Not only is the number of transgender Medicare beneficiaries small and the number who received gender-affirming surgeries much smaller, we also observed a decrease in the number of transgender Medicare beneficiaries who received gender-affirming surgeries over time. This downward trend is unique to the Medicare program, further highlighting access issues for transgender people with Medicare coverage.

To put an even finer point on it: We included a cisgender, or non-transgender, cohort in our study because the same surgeries transgender people need are also often received by cisgender people (e.g., hysterectomies). Overall, each year, about 0.5% of our cisgender cohort underwent procedures that could be considered gender-affirming for transgender people. Our team wanted to see if transgender Medicare beneficiaries face any disadvantages in receiving needed surgical care compared to cisgender beneficiaries. We found that, unlike transgender people, there were no significant differences in the receipt of surgery based on where cisgender people lived. In other words, a cisgender person residing in New York was just as likely to receive a surgery they need as another cisgender person in Texas with similar characteristics. Our findings indicate that transgender adults with Medicare may be uniquely unable to access needed care both because of who they are and where they live.

It is timely and crucial to highlight the facts about gender-affirming care and the Medicare program: Our study suggests that transgender Medicare beneficiaries already face unique access issues when seeking medically necessary care. Just like all Medicare beneficiaries, transgender people are deserving of Medicare coverage. Just like everyone else, transgender people should have the ability to access the care that they need from providers they trust without politically motivated, anti-science barriers imposed by the federal government. Yet transgender people continue to be singled out in political attacks that deny them access to care and services that remain accessible to non-transgender people. This issue has already made its way to the U.S. Supreme Court—which could have dire consequences for the health of transgender people of all ages.

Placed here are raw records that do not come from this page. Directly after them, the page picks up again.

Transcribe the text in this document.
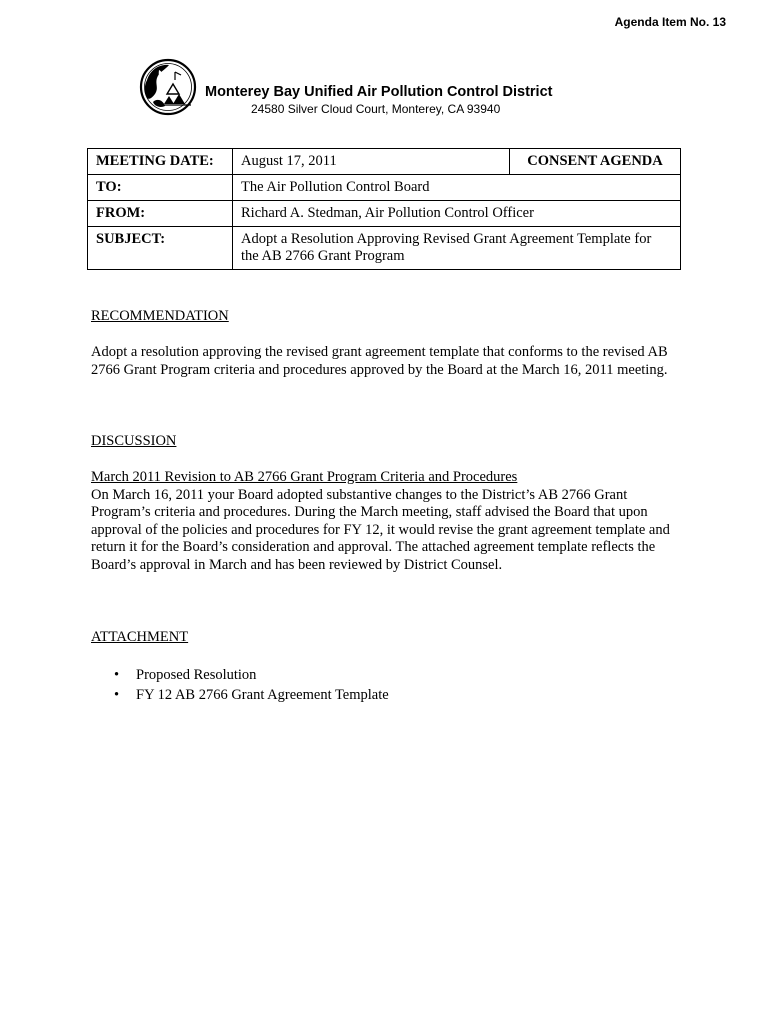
Agenda Item No. 13
Monterey Bay Unified Air Pollution Control District
24580 Silver Cloud Court, Monterey, CA 93940
MEETING DATE:	August 17, 2011	CONSENT AGENDA
TO:	The Air Pollution Control Board	
FROM:	Richard A. Stedman, Air Pollution Control Officer	
SUBJECT:	Adopt a Resolution Approving Revised Grant Agreement Template for the AB 2766 Grant Program	
RECOMMENDATION
Adopt a resolution approving the revised grant agreement template that conforms to the revised AB 2766 Grant Program criteria and procedures approved by the Board at the March 16, 2011 meeting.
DISCUSSION
March 2011 Revision to AB 2766 Grant Program Criteria and Procedures
On March 16, 2011 your Board adopted substantive changes to the District’s AB 2766 Grant Program’s criteria and procedures. During the March meeting, staff advised the Board that upon approval of the policies and procedures for FY 12, it would revise the grant agreement template and return it for the Board’s consideration and approval. The attached agreement template reflects the Board’s approval in March and has been reviewed by District Counsel.
ATTACHMENT
• Proposed Resolution
• FY 12 AB 2766 Grant Agreement Template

The amount of effort, time, and resources being used to target (and scapegoat) such a marginalized group—and to limit their ability to access medically necessary care, no less—is harmful, imbalanced, and malicious. It is also anti-science. Gender-affirming care is cost-effective, associated with improved mental health outcomes, and considered medically necessary by every major medical organization in the U.S., including the American Medical Association, the American Psychological Association, and the American Psychiatric Association. Polling shows most Americans do not want policymakers to focus on the transgender community. With severe federal budget cuts looming, policymakers should, instead, do something useful and positive: They should act to ensure that all people, including transgender people, can get the healthcare they need.